Have you ever felt like you just need a do-over? That's kind of how January has felt for me.
It started out great. My birthday came and went with a healthy dose of celebrating and good times. And then everything just started feeling...hard. Getting up in the morning was hard. Focusing at work was hard. Thinking up new DIYs was hard. Even figuring out what I wanted to eat for dinner was hard. I was in a funk, which I think a lot of people find themselves in around this time of year. It's cold out. The days are still short. Things feel stagnant and unmotivating.
For me, the only way to shake this kind of funk is to think towards the future. I'm a person who loves change. I thrive off of it. I was never a person who fell into a routine or liked doing the same thing day after day. I like to switch things up because it makes me feel more alive and present in my own life.

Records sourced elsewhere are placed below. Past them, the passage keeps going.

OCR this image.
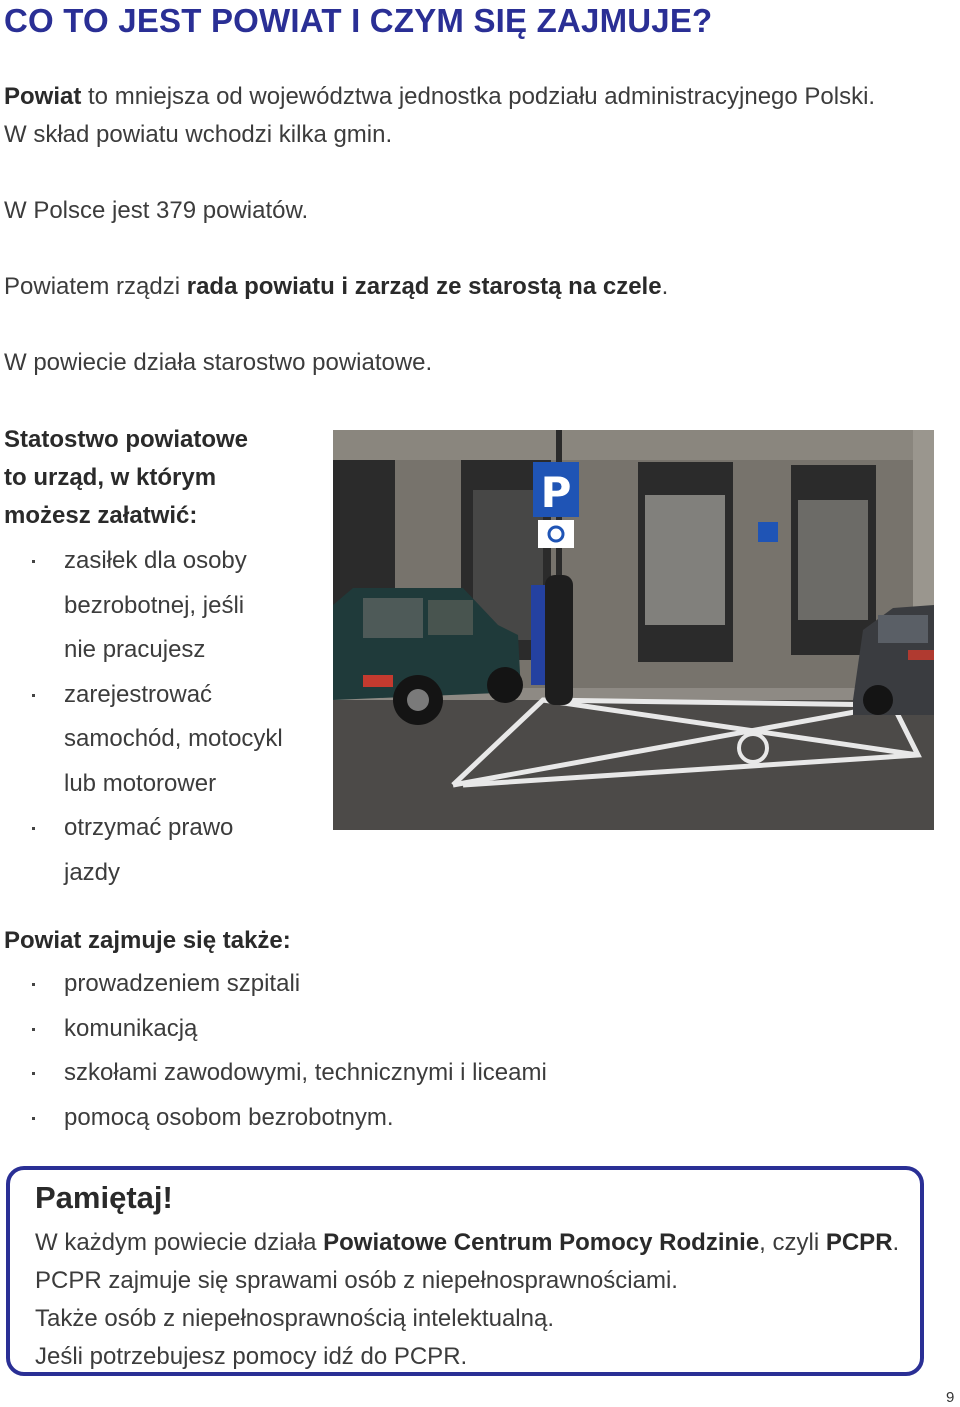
CO TO JEST POWIAT I CZYM SIĘ ZAJMUJE?

Powiat to mniejsza od województwa jednostka podziału administracyjnego Polski.
W skład powiatu wchodzi kilka gmin.

W Polsce jest 379 powiatów.

Powiatem rządzi rada powiatu i zarząd ze starostą na czele.

W powiecie działa starostwo powiatowe.

Statostwo powiatowe
to urząd, w którym
możesz załatwić:

zasiłek dla osoby
bezrobotnej, jeśli
nie pracujesz
zarejestrować
samochód, motocykl
lub motorower
otrzymać prawo
jazdy
P

Powiat zajmuje się także:

prowadzeniem szpitali
komunikacją
szkołami zawodowymi, technicznymi i liceami
pomocą osobom bezrobotnym.

Pamiętaj!

W każdym powiecie działa Powiatowe Centrum Pomocy Rodzinie, czyli PCPR.
PCPR zajmuje się sprawami osób z niepełnosprawnościami.
Także osób z niepełnosprawnością intelektualną.
Jeśli potrzebujesz pomocy idź do PCPR.
9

So I've been thinking a lot about the future and what I want life to look like in a week from now, a month from now, a year from now. Many things currently feel very up in the air, which is making me pleasantly anxious about the future and what it will look like professionally, personally, blog-wise, and living-wise. This type of looking ahead is the only way to see past my current funk and trudge along. Push through until something changes, and then my outlook will begin to shift. I'll go back to feeling confident and present in my life. Change is a good thing. It keeps me grounded and moving forward.
Does anyone else feel similarly about change? I know there are a lot of change-haters out there!